Болезненность постепенно спадала, но казалось, что этому кошмару конца не будет. В какой-то момент Адам вдруг сообразил, что единственный путь прекратить пытку – притвориться, что боли не чувствуешь. Как опоссум, прикидывающийся дохляком. Бу-Ба собрал всё своё мужество и сел… И правда: вскоре уколы прекратились, и мученик, наконец, смог тяжело забыться, лишь изредка вздрагивая и лопоча что-то бессвязное…
Ясная ГаллоЕдемская ночь принесла чиповеку покой и глубокую анестезию. Такую глубокую, что он даже не проснулся, когда неподалеку, в густом папоротнике, тревожно взвизгнула черепаха…
Колпак сняли, и Адам обрёл свободу ног. Бу-Ба с любопытством разглядывал диковинных птиц и зверей, на всякий случай обходя их подальше. Аплодиторы всегда присутствовали в пределах видимости. «Пасут, сволочи!», – серчал Бу-Ба.
И ещё были пришельцы, коих Адам сначала шарахался, но вскоре опасаться перестал. Являлись группами и по одному. Иногда переговаривались, показывали пальцами и обидно смеялись. Адам понял, что он стал болезненно чувствителен к словам.
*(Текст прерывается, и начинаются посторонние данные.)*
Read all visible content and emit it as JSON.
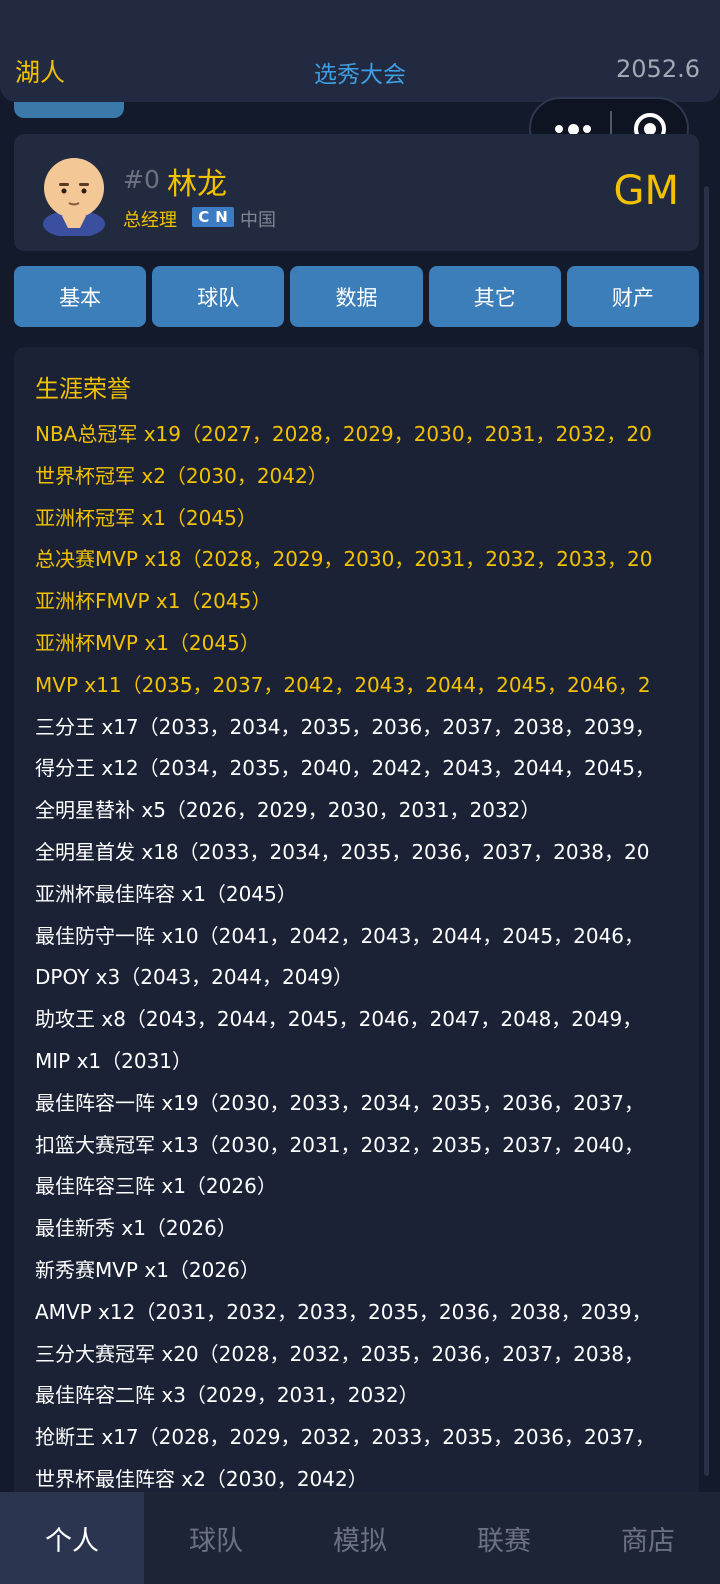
{
  "header": {
    "team": "湖人",
    "title": "选秀大会",
    "date": "2052.6"
  },
  "profile": {
    "number": "#0",
    "name": "林龙",
    "role": "总经理",
    "flag_letters": [
      "C",
      "N"
    ],
    "country": "中国",
    "badge": "GM"
  },
  "tabs": [
    "基本",
    "球队",
    "数据",
    "其它",
    "财产"
  ],
  "honors": {
    "title": "生涯荣誉",
    "items": [
      {
        "text": "NBA总冠军 x19（2027，2028，2029，2030，2031，2032，20",
        "gold": true
      },
      {
        "text": "世界杯冠军 x2（2030，2042）",
        "gold": true
      },
      {
        "text": "亚洲杯冠军 x1（2045）",
        "gold": true
      },
      {
        "text": "总决赛MVP x18（2028，2029，2030，2031，2032，2033，20",
        "gold": true
      },
      {
        "text": "亚洲杯FMVP x1（2045）",
        "gold": true
      },
      {
        "text": "亚洲杯MVP x1（2045）",
        "gold": true
      },
      {
        "text": "MVP x11（2035，2037，2042，2043，2044，2045，2046，2",
        "gold": true
      },
      {
        "text": "三分王 x17（2033，2034，2035，2036，2037，2038，2039，",
        "gold": false
      },
      {
        "text": "得分王 x12（2034，2035，2040，2042，2043，2044，2045，",
        "gold": false
      },
      {
        "text": "全明星替补 x5（2026，2029，2030，2031，2032）",
        "gold": false
      },
      {
        "text": "全明星首发 x18（2033，2034，2035，2036，2037，2038，20",
        "gold": false
      },
      {
        "text": "亚洲杯最佳阵容 x1（2045）",
        "gold": false
      },
      {
        "text": "最佳防守一阵 x10（2041，2042，2043，2044，2045，2046，",
        "gold": false
      },
      {
        "text": "DPOY x3（2043，2044，2049）",
        "gold": false
      },
      {
        "text": "助攻王 x8（2043，2044，2045，2046，2047，2048，2049，",
        "gold": false
      },
      {
        "text": "MIP x1（2031）",
        "gold": false
      },
      {
        "text": "最佳阵容一阵 x19（2030，2033，2034，2035，2036，2037，",
        "gold": false
      },
      {
        "text": "扣篮大赛冠军 x13（2030，2031，2032，2035，2037，2040，",
        "gold": false
      },
      {
        "text": "最佳阵容三阵 x1（2026）",
        "gold": false
      },
      {
        "text": "最佳新秀 x1（2026）",
        "gold": false
      },
      {
        "text": "新秀赛MVP x1（2026）",
        "gold": false
      },
      {
        "text": "AMVP x12（2031，2032，2033，2035，2036，2038，2039，",
        "gold": false
      },
      {
        "text": "三分大赛冠军 x20（2028，2032，2035，2036，2037，2038，",
        "gold": false
      },
      {
        "text": "最佳阵容二阵 x3（2029，2031，2032）",
        "gold": false
      },
      {
        "text": "抢断王 x17（2028，2029，2032，2033，2035，2036，2037，",
        "gold": false
      },
      {
        "text": "世界杯最佳阵容 x2（2030，2042）",
        "gold": false
      }
    ]
  },
  "bottom_nav": [
    {
      "label": "个人",
      "active": true
    },
    {
      "label": "球队",
      "active": false
    },
    {
      "label": "模拟",
      "active": false
    },
    {
      "label": "联赛",
      "active": false
    },
    {
      "label": "商店",
      "active": false
    }
  ],
  "colors": {
    "background": "#131a2b",
    "card": "#222a40",
    "accent_gold": "#f2c200",
    "tab_blue": "#3c7eb9",
    "title_blue": "#3f9ee3"
  }
}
Чаще всего от пришельцев слышалось непонятное слово, которое он сразу же невзлюбил – «придурок». Сказал же Начальник, что имя моё – Агдам? Так зачем новые придумывать?
Однако ничего, кроме этого, дурного от посетителей не было. Иные вообще молча постоят, поглазеют… Потом фьюить! – и нету. Такие дела…
Все в ГаллоЕдеме для новонарёченного Адама было обескураживающим.
Во-первых, формальная утрата его былого, наводившего страх на врагов имени – Бу-Ба. Смена такого имени на Агдам могло сравниться разве что с репутацией несемяспособного.
Во-вторых, ошарашивающим было то, что в этом охотничьем угодье никто не намеревался его съесть или смять для Потехирада. (Это был такой злой Дух, который требовал мятых жертв.) Даже кабан, на которого Бу-Ба по задумчивости наступил, лишь снисходительно хрюкнул. «Куда это я попал?» – тосковал троглодит, мозгами чуя, что всё это – всерьёз и надолго.
Трын-трава по вкусу напоминала гу-ру: не погано, но и удовольствие слабое. Признаться, она мгновенно прибавляла сил. Но это не радовало, поскольку девать их было некуда.
Использовать новые мозги Бу-Ба остерегался. Оне норовили так закрутить простую даже мысль, что из неё потом было не выпутаться, и это навевало неведомое ранее чувство пессимизма. Мысли эти отказались поддерживать и затухающие попытки спинного мозга стимулировать побег. Последним мятежным испытанием для мятущегося Адама стала невинная овца. Оглядевшись, нет ли пернатых, Бу-Ба вцепился зубами ей в ляжку и в отпаде ощутил тошнотворное отсутствие вкуса. «Липовая!» – мелькнуло в десятипроцентном. Со страшной догадкой он от души укусил себя за локоть. И почти не ощутил боли. «Я тоже липовый! – похолодел он. – Повязали суки… и… и… – тут он в первый раз не по-троглодитски всплакнул, жалея себя нещадно.